Who is the most connected musician? Mathematics had Paul Erdős, film has Kevin Bacon, but who is the center of the musical world. At some point I flippantly suggested Brian Eno because of this long career as a producer. Rich Trott brought this up again recently when linking to his awesome Music Routes site.
Rich has now published the data that backs Music Routes. This let me write some code to calculate who the most connected musician is. The criteria I chose was to find the artist with the lowest average distance from all other musicians in the largest network of connected musicians. I started researching shortest path algorithms and quickly discovered that the Floyd-Warshall algorithm will give me the shortest path between all nodes in a graph in only O(n³). And scipy has an implementation.

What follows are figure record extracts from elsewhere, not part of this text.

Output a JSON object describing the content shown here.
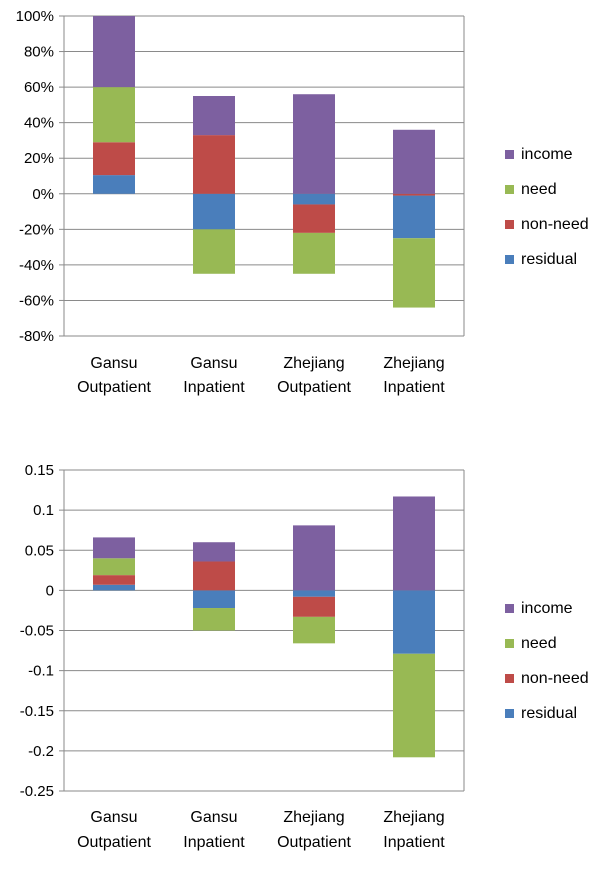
{
  "chart_data": [
    {
      "type": "bar",
      "stacked": true,
      "categories": [
        [
          "Gansu",
          "Outpatient"
        ],
        [
          "Gansu",
          "Inpatient"
        ],
        [
          "Zhejiang",
          "Outpatient"
        ],
        [
          "Zhejiang",
          "Inpatient"
        ]
      ],
      "yticks": [
        "100%",
        "80%",
        "60%",
        "40%",
        "20%",
        "0%",
        "-20%",
        "-40%",
        "-60%",
        "-80%"
      ],
      "ylim": [
        -80,
        100
      ],
      "yunit": "percent",
      "series": [
        {
          "name": "residual",
          "color": "#4a7ebb",
          "values": [
            [
              0,
              10.5
            ],
            [
              -20,
              0
            ],
            [
              -6,
              0
            ],
            [
              -25,
              -1
            ]
          ]
        },
        {
          "name": "non-need",
          "color": "#be4b48",
          "values": [
            [
              10.5,
              29
            ],
            [
              0,
              33
            ],
            [
              -22,
              -6
            ],
            [
              -1,
              0
            ]
          ]
        },
        {
          "name": "need",
          "color": "#98b954",
          "values": [
            [
              29,
              60
            ],
            [
              -45,
              -20
            ],
            [
              -45,
              -22
            ],
            [
              -64,
              -25
            ]
          ]
        },
        {
          "name": "income",
          "color": "#7d60a0",
          "values": [
            [
              60,
              100
            ],
            [
              33,
              55
            ],
            [
              0,
              56
            ],
            [
              0,
              36
            ]
          ]
        }
      ],
      "legend": [
        "income",
        "need",
        "non-need",
        "residual"
      ],
      "legend_position": "right"
    },
    {
      "type": "bar",
      "stacked": true,
      "categories": [
        [
          "Gansu",
          "Outpatient"
        ],
        [
          "Gansu",
          "Inpatient"
        ],
        [
          "Zhejiang",
          "Outpatient"
        ],
        [
          "Zhejiang",
          "Inpatient"
        ]
      ],
      "yticks": [
        "0.15",
        "0.1",
        "0.05",
        "0",
        "-0.05",
        "-0.1",
        "-0.15",
        "-0.2",
        "-0.25"
      ],
      "ylim": [
        -0.25,
        0.15
      ],
      "series": [
        {
          "name": "residual",
          "color": "#4a7ebb",
          "values": [
            [
              0,
              0.007
            ],
            [
              -0.022,
              0
            ],
            [
              -0.008,
              0
            ],
            [
              -0.079,
              0
            ]
          ]
        },
        {
          "name": "non-need",
          "color": "#be4b48",
          "values": [
            [
              0.007,
              0.019
            ],
            [
              0,
              0.036
            ],
            [
              -0.033,
              -0.008
            ],
            [
              -0.079,
              -0.079
            ]
          ]
        },
        {
          "name": "need",
          "color": "#98b954",
          "values": [
            [
              0.019,
              0.04
            ],
            [
              -0.05,
              -0.022
            ],
            [
              -0.066,
              -0.033
            ],
            [
              -0.208,
              -0.079
            ]
          ]
        },
        {
          "name": "income",
          "color": "#7d60a0",
          "values": [
            [
              0.04,
              0.066
            ],
            [
              0.036,
              0.06
            ],
            [
              0,
              0.081
            ],
            [
              0,
              0.117
            ]
          ]
        }
      ],
      "legend": [
        "income",
        "need",
        "non-need",
        "residual"
      ],
      "legend_position": "right"
    }
  ]
}
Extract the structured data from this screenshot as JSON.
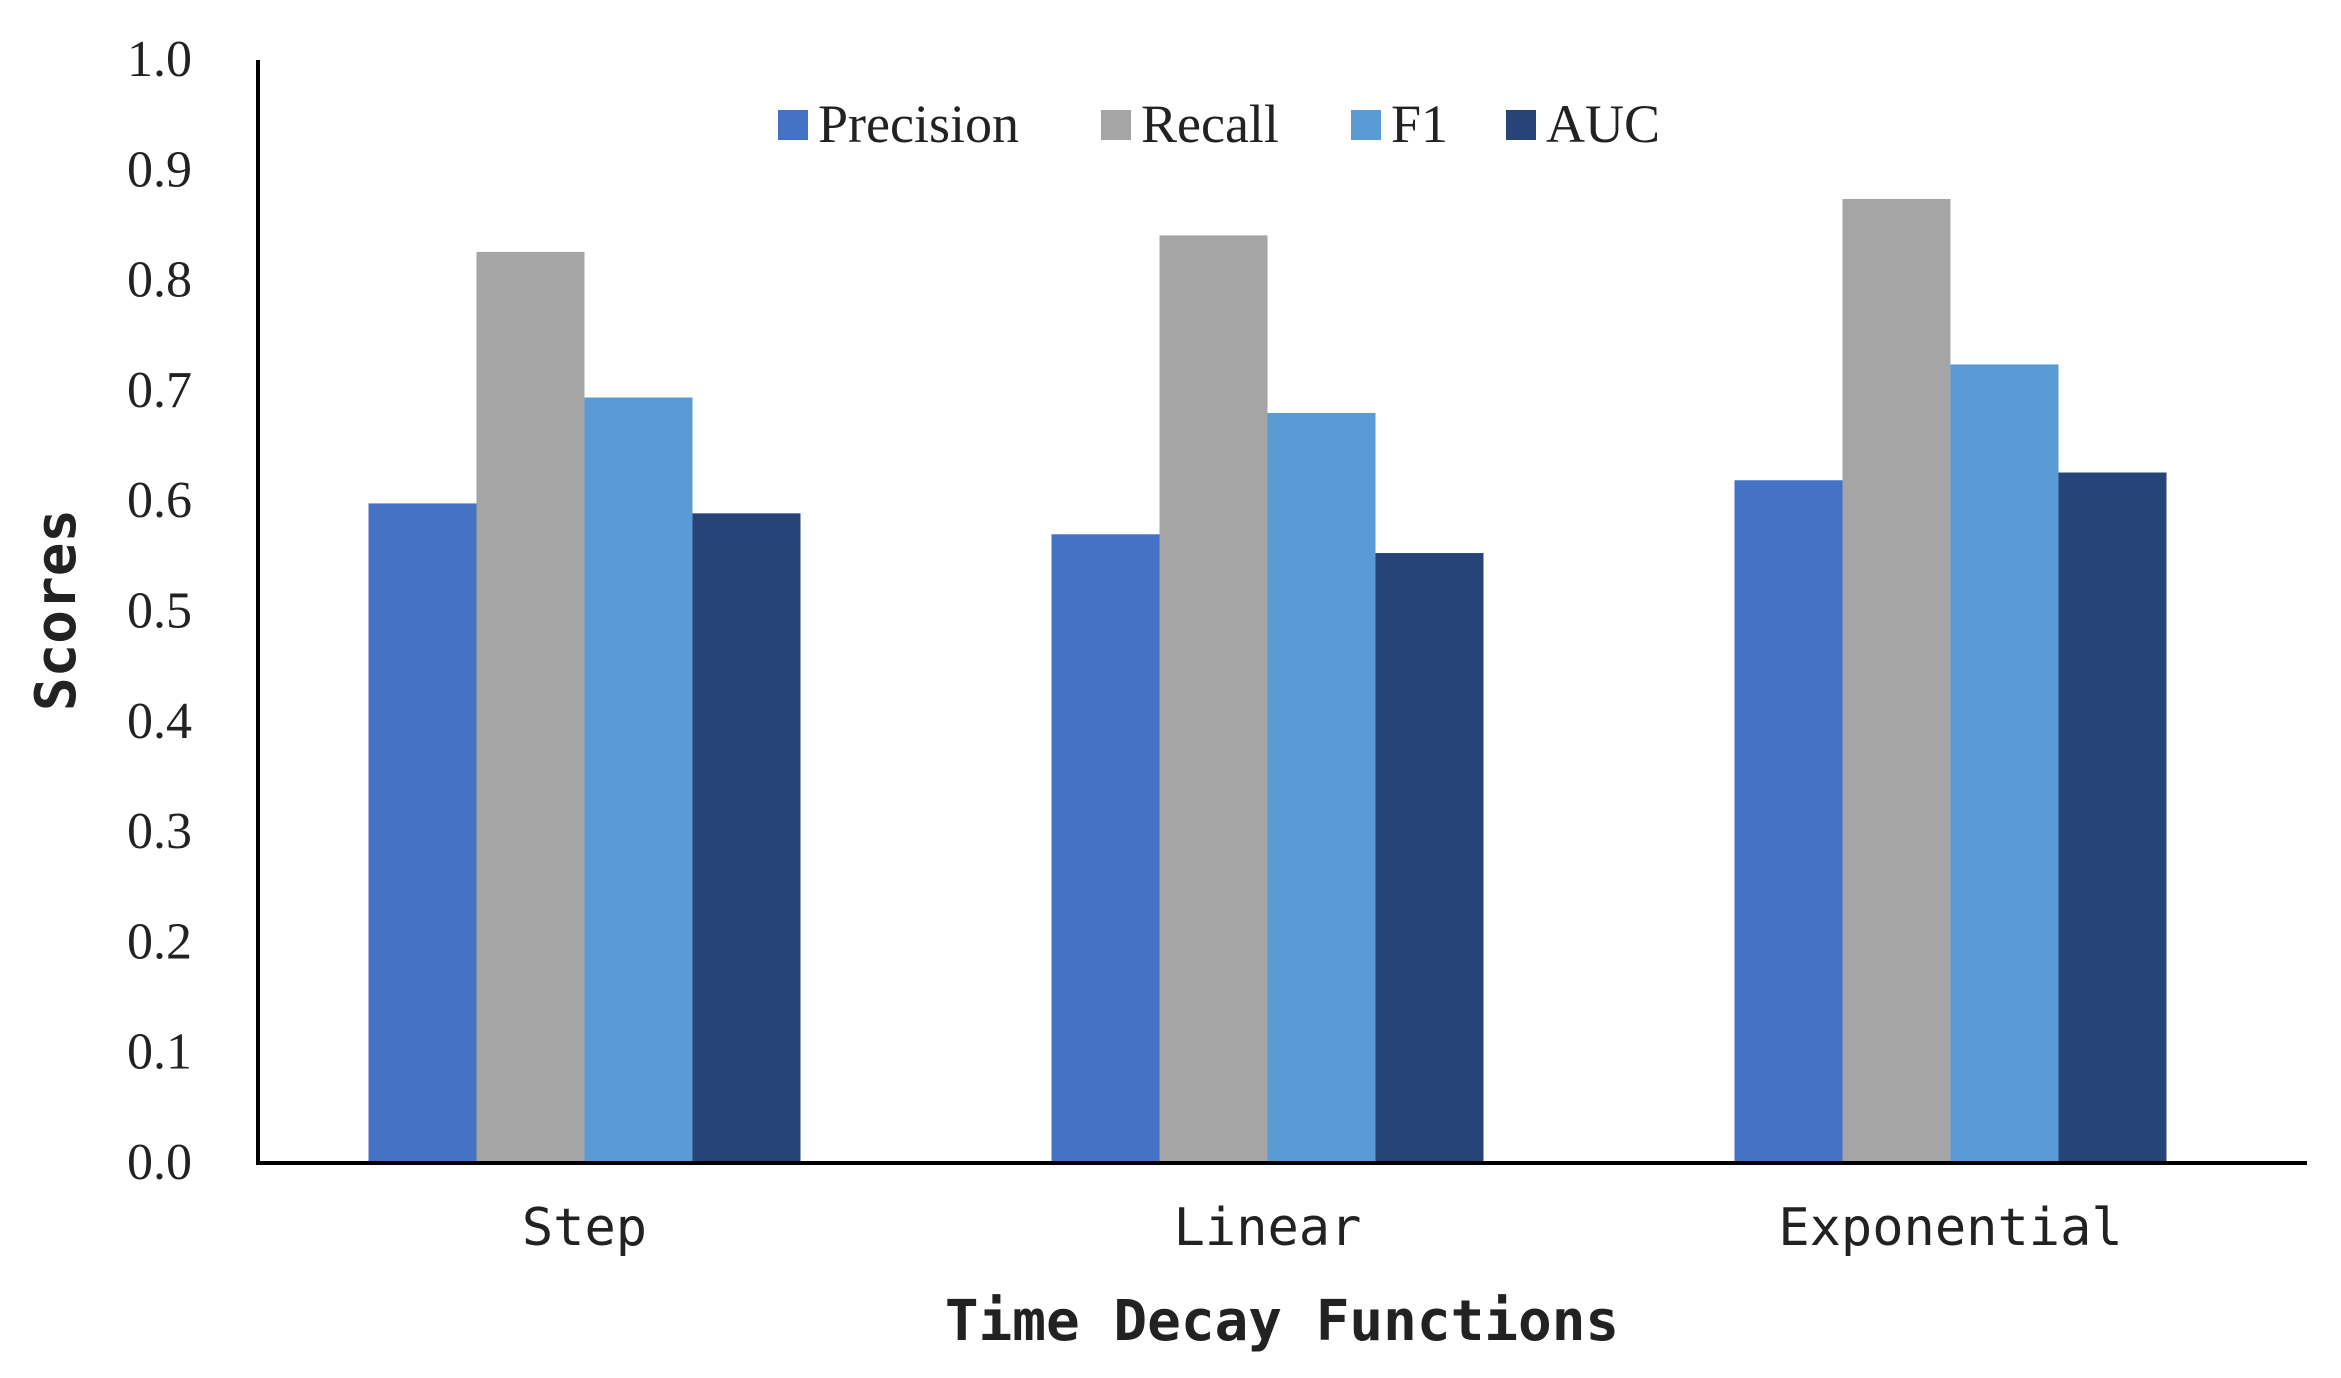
{
  "chart_data": {
    "type": "bar",
    "title": "",
    "xlabel": "Time Decay Functions",
    "ylabel": "Scores",
    "categories": [
      "Step",
      "Linear",
      "Exponential"
    ],
    "ylim": [
      0,
      1.0
    ],
    "yticks": [
      "0.0",
      "0.1",
      "0.2",
      "0.3",
      "0.4",
      "0.5",
      "0.6",
      "0.7",
      "0.8",
      "0.9",
      "1.0"
    ],
    "grid": false,
    "legend_position": "top-center",
    "series": [
      {
        "name": "Precision",
        "color": "#4472C4",
        "values": [
          0.598,
          0.57,
          0.619
        ]
      },
      {
        "name": "Recall",
        "color": "#A5A5A5",
        "values": [
          0.826,
          0.841,
          0.874
        ]
      },
      {
        "name": "F1",
        "color": "#5B9BD5",
        "values": [
          0.694,
          0.68,
          0.724
        ]
      },
      {
        "name": "AUC",
        "color": "#264478",
        "values": [
          0.589,
          0.553,
          0.626
        ]
      }
    ]
  }
}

I ended up with an IPython notebook to calculate the most connected artist. Rich's data includes 10479 people on 4835 tracks. He admits that it ultimately reflects his tastes because he has entered most (perhaps all) of the data himself, but that's still a serious number of data points. The Floyd-Warshall was the slowest part of the calculation. I left it running over night and once it was complete saved off the results in case I ever wanted to run this again.
The result? The artist in the largest group of connected artists (10065) with the shortest average distance from each other artist in the network was Jim Keltner, a session drummer with an average distance of 3.226. He's followed closely by Paul McCartney (3.239), Bob Dylan' (3.322) and Elvis Costello (3.333).
This is an alright result, but it really feels kind of like "small data". I downloaded the discogs.com database dump with 3.6M artists on 5.3M releases. I need to work out how to run an all-pairs shortest-path algorithm for that without needing terabytes of RAM.